The city of Baie-D’Urfe, situated at the southwestern end of the island of Montreal, Canada, was first founded in the 17th century to protect citizens from invasions coming from the south. Populated largely by farmers located along the shore of the St. Lawrence River, the town gradually expanded inland of the island. It was only after the Second World War that the area began to appear more like a traditional suburb with the propagation of prefabricated houses, established on subdivided lots of agricultural land.
The main street layout is organized according to principal axes following an orthogonal grid while the secondary arteries meanderingly follow the irregular topography of the area. The vegetation is dense and mature, giving a natural atmosphere to the otherwise suburban area.
The winding nature of the street means that multiple facades of the residences are often perceptible from many viewpoints from the road, consequently affecting the privacy of the inhabitants. This unique site characteristic presented an additional challenge as it contrasts the typical North American suburb that adheres to an orthogonal layout with a dominant single façade. In that respect, the basis of this transformation was to re-establish residential architecture – not as a manufactured product bought as a consumer good, but rather, as an architecture derived by qualities specific to a place.
Building a New Horizon
NORM is a renovation and extension of an existing single-family residence that breaks the generic notion of the suburban house, typically built without real consideration to its context. Located on a gently sloping south-facing site, the original house left the sunniest part of land to the garage, while the living rooms were oriented to the north. From the outside, the arrangement of volumes revealed one garage door from the street, rendering the pedestrian access almost invisible.
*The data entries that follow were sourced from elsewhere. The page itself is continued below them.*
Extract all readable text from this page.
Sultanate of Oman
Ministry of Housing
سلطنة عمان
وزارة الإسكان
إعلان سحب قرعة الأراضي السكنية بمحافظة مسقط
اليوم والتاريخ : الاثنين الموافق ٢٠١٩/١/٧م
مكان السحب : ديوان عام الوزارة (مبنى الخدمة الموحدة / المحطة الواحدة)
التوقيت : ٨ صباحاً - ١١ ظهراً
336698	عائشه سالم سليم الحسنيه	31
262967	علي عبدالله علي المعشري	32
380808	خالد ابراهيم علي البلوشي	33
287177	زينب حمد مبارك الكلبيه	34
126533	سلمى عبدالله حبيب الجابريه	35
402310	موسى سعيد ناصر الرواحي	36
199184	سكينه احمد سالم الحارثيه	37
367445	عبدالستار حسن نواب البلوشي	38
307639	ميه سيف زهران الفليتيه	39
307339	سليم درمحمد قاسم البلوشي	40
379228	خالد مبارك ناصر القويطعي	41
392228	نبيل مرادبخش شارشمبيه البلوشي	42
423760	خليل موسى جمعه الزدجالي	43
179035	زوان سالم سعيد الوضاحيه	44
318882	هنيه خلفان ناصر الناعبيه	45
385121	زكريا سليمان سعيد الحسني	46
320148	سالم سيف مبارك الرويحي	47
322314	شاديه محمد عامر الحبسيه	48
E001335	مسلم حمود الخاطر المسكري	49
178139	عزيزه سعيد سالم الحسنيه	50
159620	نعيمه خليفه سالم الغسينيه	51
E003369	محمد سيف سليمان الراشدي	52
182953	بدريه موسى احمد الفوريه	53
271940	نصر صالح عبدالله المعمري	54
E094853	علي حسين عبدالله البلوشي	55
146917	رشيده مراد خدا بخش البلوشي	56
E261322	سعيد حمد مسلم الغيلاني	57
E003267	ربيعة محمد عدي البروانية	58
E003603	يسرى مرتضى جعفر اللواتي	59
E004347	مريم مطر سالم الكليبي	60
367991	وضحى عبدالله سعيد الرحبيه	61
The new configuration of spaces emphasizes a more explicit relationship to the landscape. With the complete reversal of program, the project redefines a unified link between different architectural volumes opening to specific landscape components on the site. The new glazed openings are now oriented to specific trees or other natural areas, to the sky or ground, so as to redirect original views of the manufactured suburban neighbourhood. In this way, the layout of spaces allows for a closer understanding of the landscape at large, giving the house a visual quality of isolation despite the nearby buildings.
The deliberate homogeneity of the interior finishes refers to the abstract and multi-directional characteristic of the architectural volumes perceived from the exterior. This radical approach relativizes the functional program of each room to subordinate it to the construction of a fluid ‘landscaped interior’, which is articulated under the play of light and complex lines of the designed space. This intentional elimination of materiality met the clients’ desires to live in a kind of minimal canvas of life, creating a neutral backdrop for their colourful lives.
The continuation of a uniform materiality between the interior and exterior finishes inherently creates a contemplative living space, dictated by subtle variations of light, nature, and seasons on simplified forms. NORM hopes to reinscribe a critical sense and awareness to the act of inhabiting, reinforcing a richer and more explicit relationship to the environment, all the while diminishing our material conquest that dominates our world of consumption.